You know the rest. After a quick check of inventory, the salesman returns to say the Acers are all gone.

This tale, by the way, is three years old, but you will find more recent variations of it on different consumer Web sites. The Haggler chose this one because it is detailed and because it contains no obscenities — rare in this genre.

What is happening here? Why aren’t these stores eager to sell computers, even if customers don’t also want to buy service plans?

Staples, as we will see, won’t answer that question. But according to employees, it has in place a set of incentives that make it unpleasant, to put it mildly, for staffers to sell a computer without a whole bunch of accessories, particularly a service plan.

Staples, explained a manager named Natasja Shah in a series of conversations and e-mails, has a system called Market Basket that tracks how many dollars’ worth of add-ons each staffer sells.

“The average needs to be $200,” Ms. Shah said. In other words, each time you sell a computer, you need to sell, on average, $200 worth of other stuff. And that average is carefully tracked. Sales staffers who aren’t meeting their goals are coached, and if that doesn’t work, she and other employees said, there will be disciplinary action that can lead up to termination; underperformers can also end up with lots of night and weekends shifts or even a reduction in scheduled hours.

What happens to managers who can’t keep their storewide Market Basket numbers up?

“It’s not pretty,” said a manager who asked not to be identified, fearing repercussions. “There are these conference calls with district managers, and one of them once told a store manager, ‘If you can’t do the job, you can go sell fries at McDonald’s.’ ”

With the ever-present risk of bringing down a store’s Market Basket average, several employees said, upper management instructs store management that staffers who think they won’t be able sell $200 worth of add-ons should tell the customer the computer is not in stock.

“It’s called ‘walking the customer,’ because we let them leave the store empty-handed.” said Ms. Shah, who works in a Staples store in Fountain Valley, Calif.

Walking the customer is an update from a tactic that was known as “bouncing the customer,” Ms. Shah said, which entailed sending a customer to another Staples store.
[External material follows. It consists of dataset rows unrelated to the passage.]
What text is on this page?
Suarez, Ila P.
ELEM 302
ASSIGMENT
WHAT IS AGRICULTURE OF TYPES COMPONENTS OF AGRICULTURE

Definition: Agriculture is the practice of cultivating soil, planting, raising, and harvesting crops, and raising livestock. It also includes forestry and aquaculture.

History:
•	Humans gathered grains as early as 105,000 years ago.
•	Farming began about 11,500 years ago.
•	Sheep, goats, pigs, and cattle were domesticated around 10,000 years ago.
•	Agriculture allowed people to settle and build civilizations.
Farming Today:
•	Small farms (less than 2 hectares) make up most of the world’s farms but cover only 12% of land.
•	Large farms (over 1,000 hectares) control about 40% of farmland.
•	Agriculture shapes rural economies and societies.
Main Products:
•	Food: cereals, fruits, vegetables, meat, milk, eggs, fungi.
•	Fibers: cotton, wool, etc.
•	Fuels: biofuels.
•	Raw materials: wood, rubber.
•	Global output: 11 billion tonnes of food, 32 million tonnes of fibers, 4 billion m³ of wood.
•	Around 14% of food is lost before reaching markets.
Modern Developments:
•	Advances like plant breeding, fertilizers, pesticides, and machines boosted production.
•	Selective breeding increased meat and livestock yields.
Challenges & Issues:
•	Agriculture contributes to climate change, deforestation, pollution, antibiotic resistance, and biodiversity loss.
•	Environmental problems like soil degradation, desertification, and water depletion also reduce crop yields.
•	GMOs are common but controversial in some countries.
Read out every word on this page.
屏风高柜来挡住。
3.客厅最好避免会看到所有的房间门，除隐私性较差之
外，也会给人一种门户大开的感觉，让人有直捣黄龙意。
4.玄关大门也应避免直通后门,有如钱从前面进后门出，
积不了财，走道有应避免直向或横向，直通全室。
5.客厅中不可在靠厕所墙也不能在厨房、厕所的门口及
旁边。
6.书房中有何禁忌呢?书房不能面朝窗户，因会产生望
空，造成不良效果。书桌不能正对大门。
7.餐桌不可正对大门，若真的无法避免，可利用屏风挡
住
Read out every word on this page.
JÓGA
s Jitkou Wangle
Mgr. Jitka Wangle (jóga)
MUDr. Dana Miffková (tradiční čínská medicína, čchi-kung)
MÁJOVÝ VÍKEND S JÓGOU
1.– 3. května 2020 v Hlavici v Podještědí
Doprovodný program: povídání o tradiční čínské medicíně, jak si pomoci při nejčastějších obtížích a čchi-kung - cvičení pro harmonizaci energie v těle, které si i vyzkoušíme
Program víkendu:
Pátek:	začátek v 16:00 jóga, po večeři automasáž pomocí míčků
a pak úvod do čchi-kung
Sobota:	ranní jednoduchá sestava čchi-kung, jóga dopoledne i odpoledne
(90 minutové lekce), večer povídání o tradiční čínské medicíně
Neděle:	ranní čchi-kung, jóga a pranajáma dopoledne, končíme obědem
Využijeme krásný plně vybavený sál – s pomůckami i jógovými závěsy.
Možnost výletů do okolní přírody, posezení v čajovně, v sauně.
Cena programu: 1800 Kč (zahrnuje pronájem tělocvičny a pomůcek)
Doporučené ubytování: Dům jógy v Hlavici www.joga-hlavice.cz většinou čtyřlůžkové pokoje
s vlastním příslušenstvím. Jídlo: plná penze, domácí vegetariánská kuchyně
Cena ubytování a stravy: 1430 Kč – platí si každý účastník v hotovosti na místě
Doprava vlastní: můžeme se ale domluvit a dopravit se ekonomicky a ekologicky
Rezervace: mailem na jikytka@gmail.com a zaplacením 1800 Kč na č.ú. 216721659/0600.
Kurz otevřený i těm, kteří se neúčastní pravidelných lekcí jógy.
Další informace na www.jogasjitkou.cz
But that practice was abandoned, she said, because so many stores were bouncing so many customers that it was creating ill will among consumers. Now, staffers who don’t want to walk customers have another option: they can escort them to an in-store computer and tell them how to place orders online.

“If they buy it online, we lose the sale,” said Ms. Shah, “but we don’t have the Market Basket problem.”

Ms. Shah said she expressed her disgust to her supervisor and refused to instruct any of her team to “walk the customers.” She said she was fed up enough with this practice, as well as several others, that she wanted to speak publicly about it.

Asked about all of this, a Staples representative named Carrie McElwee wrote in an e-mail: “Staples’s policy does not require customers to buy a service plan. It’s our process that associates talk to customers to ensure they have what they need to run their device when they return to their home or office. Staples has zero tolerance for the actions described in the customer letter” — a reference to the lament of JA2009 — “and has taken disciplinary action up to and including termination.”

O.K., but what about the Market Basket incentives that ultimately send customers out the door empty-handed? Does Staples have anything to say about those?

Given two opportunities in follow-up e-mails to answer that question, Ms. McElwee did not. But, obviously, it makes no sense to have zero tolerance for a practice that incentives all but require. It is perhaps not as shabby as taking out a full-page ad for a product and firing employees who sell it — but it is shabby enough.